Not recommended to write your own SVM software package to solve for parameters $\theta$. Use libs like (liblinear, libsvm, ...). Many others have written long-standing/tested software libraries to solve many of the math guts of your problem. You should not be writing your own software, but there are other parts of the problem that you will need to be hands-on with.   

Need to specify:
1. Choice of C
2. Choice of kernel (similarity function)  

Note, could specify the no kernel (linear kernel), which is  
$y = 1$ if $\theta^Tx\geq0$.

Or specify params of chosen kernel ex:  
Gaussin kernel, choose $\sigma^2$. 

### Gaussian Kernel As Similarity Function

$$f = exp\left(- \frac{|| x1 - x2||^2}{2\sigma^2}\right).$$

**Notes:**  
1. $x1 = x^{(i)}$ and $x2 = f^{(i)}$
2. Do perform feature scaling before using the Gaussian Kernel.
3. 

### Other Kernel Choices

Not all similarity functions make valid kernels.  
Kernels must satisfy **Mercer's Theorem** to be sure SVM package optimizations run correct and do not diverge!  

https://en.wikipedia.org/wiki/Mercer%27s_theorem  

- polynomial Kernel: $k(x, l) = (x^T l)^2, \ (x^T l)^2, \ (x^T l + 1)^3 \ldots (x^T l + const)^{degree}$ 
    - generally perform worse than Gaussian
    
- String kernel (input data is strings), chi-sq Kernel, histogram intersection kernel, ...
    - ex: may want similarity between two strings, $l, x$, then use string kernel: $string_sim(l,x)$.

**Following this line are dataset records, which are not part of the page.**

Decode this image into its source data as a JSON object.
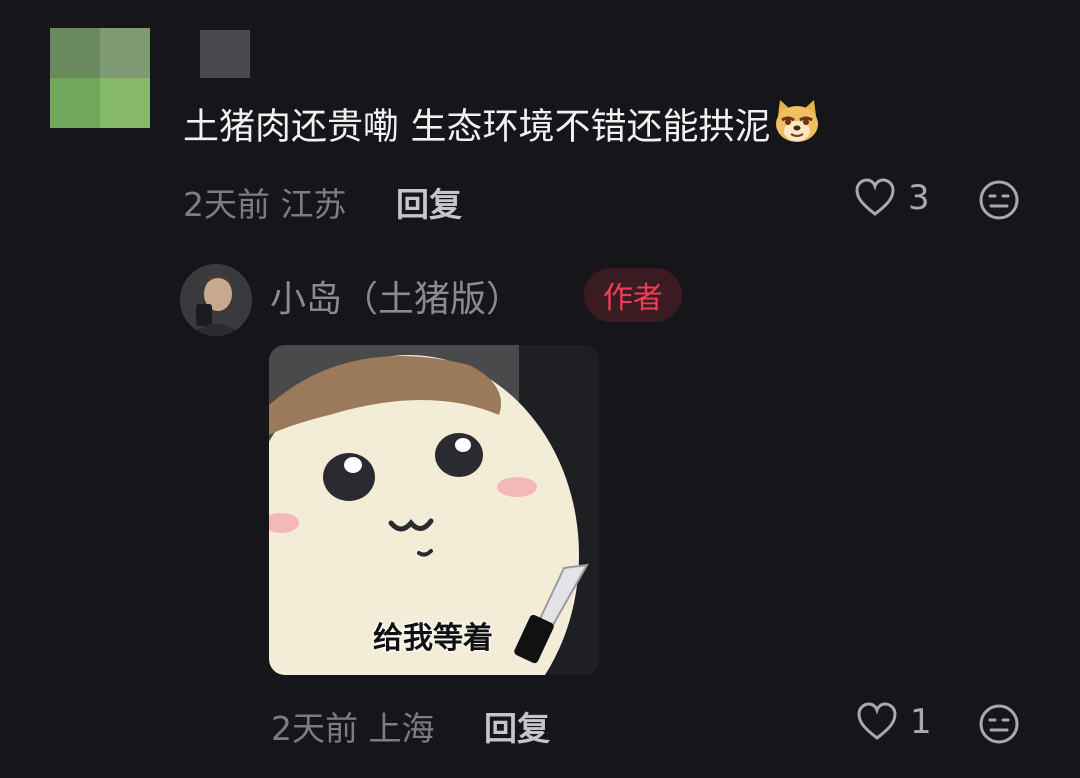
{
  "comment": {
    "text": "土猪肉还贵嘞 生态环境不错还能拱泥",
    "emoji": "doge-emoji",
    "time": "2天前",
    "location": "江苏",
    "reply_label": "回复",
    "like_count": "3"
  },
  "reply": {
    "author": "小岛（土猪版）",
    "badge": "作者",
    "sticker_caption": "给我等着",
    "time": "2天前",
    "location": "上海",
    "reply_label": "回复",
    "like_count": "1"
  },
  "colors": {
    "background": "#161519",
    "badge_text": "#f03d55",
    "badge_bg": "#3a1b21"
  }
}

## Multi-class Classification

Find approp decis boundary with SVM.  

For $k$ classes use $k$ svms! 

train k svms, one to distinguish $y=i$ from the rest.

Yields vectors $\theta^{(i)}, i = 1\ldots k$, one for each class.  

pick class $i$ with largest ${\theta^{(i)}}^Tx$ ie

$$prediction = \arg \max_{{i}} {\theta^{(i)}}^Tx$$

### Logistic Reg Vs SVMs

$n = $features no. $x \in R^{n+1}$  
$m = $number train samples.  

If $n>>m$ 
- $n$ large relative to $m$, 
- $n=10k$, $m =10...1000$  
- use logistic regression or SVM without a kernel ("linear kernel"). This means there is not enough data to fit a more complicated non-linear kernel/model.  

If $n$ small, $m$ intermediate 
- $n=1-1000k$, $m =10- 10000$ 
- use SVM with Gaussian kernel 

If $n$ small, $m$ large 
- $n=1-1000k$, $m =50k+$ 
- create/add more feats, then use logistic reg or no-kernel SVM

Neural networks likely to work well for most of these settings, but may be slower to train, esepcially when $n$ small, $m$ intermediate.